The governor under existing law is obligated to present the Legislature with a balanced budget plan. All agencies must respond to his requests for information. That budget, converted into a bill, must be introduced for consideration by the Legislature exactly as proposed by the governor. The governor thereafter may amend his proposal at any time until it is passed by the Legislature, which generally takes about six months. After review, assisted by a substantial report prepared by the Legislature’s own analyst, both houses consider amendments and finally act on the measure. It is then sent to the governor for signature. He may sign it with or without vetoing individual items. He may not add to the bill.

My change would still forbid the Legislature, after the governor signs the budget bill in whatever form and amount he determines, to increase that total amount except, as is the case now, with a two-thirds vote of both houses. But the Legislature, by simple majority , could vote to change, within a specified number of days, the items within that total. This would apply only to matters included in the budget bill previously passed by the Legislature and sent to the governor. Such a change would offer legislators an opportunity to rearrange priorities without increasing the size of the budget.

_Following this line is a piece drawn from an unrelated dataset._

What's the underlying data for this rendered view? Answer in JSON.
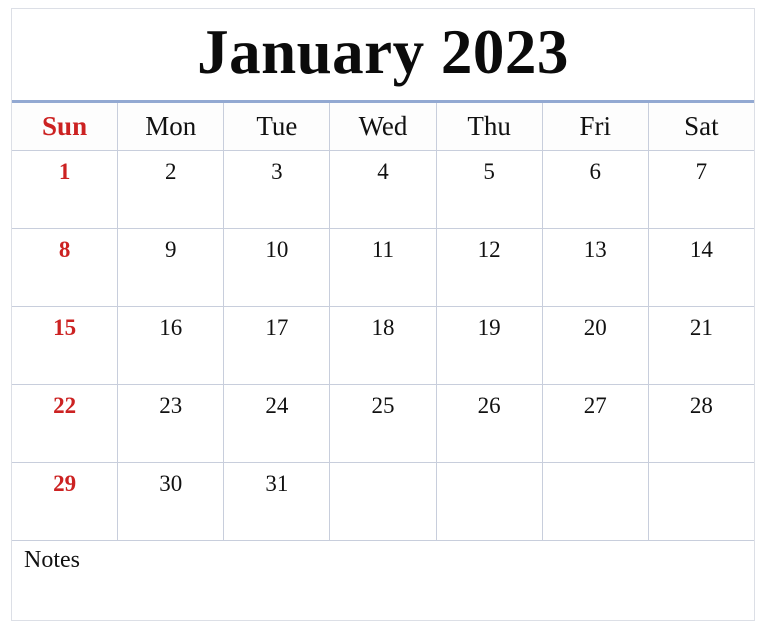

Why should the governor continue to control the budget total? The legislative body is a multiplicity of voices and interests, the most representative instrument in the government, structured to respond to citizens and organized interests on all sides of issues, to compromise and correspondingly be required to make all decisions by consensus. While that does reflect the democratic interests of the people, it also makes the result of its budget-review labors almost invariably a larger sum than that constructed with autocratic authority by the governor.

What is clearly needed is a revised veto instrument--one recognizing the policy desires of the public as reflected in the collective judgments of its representatives, while holding in check their collective propensity to overspend. It deserves serious consideration.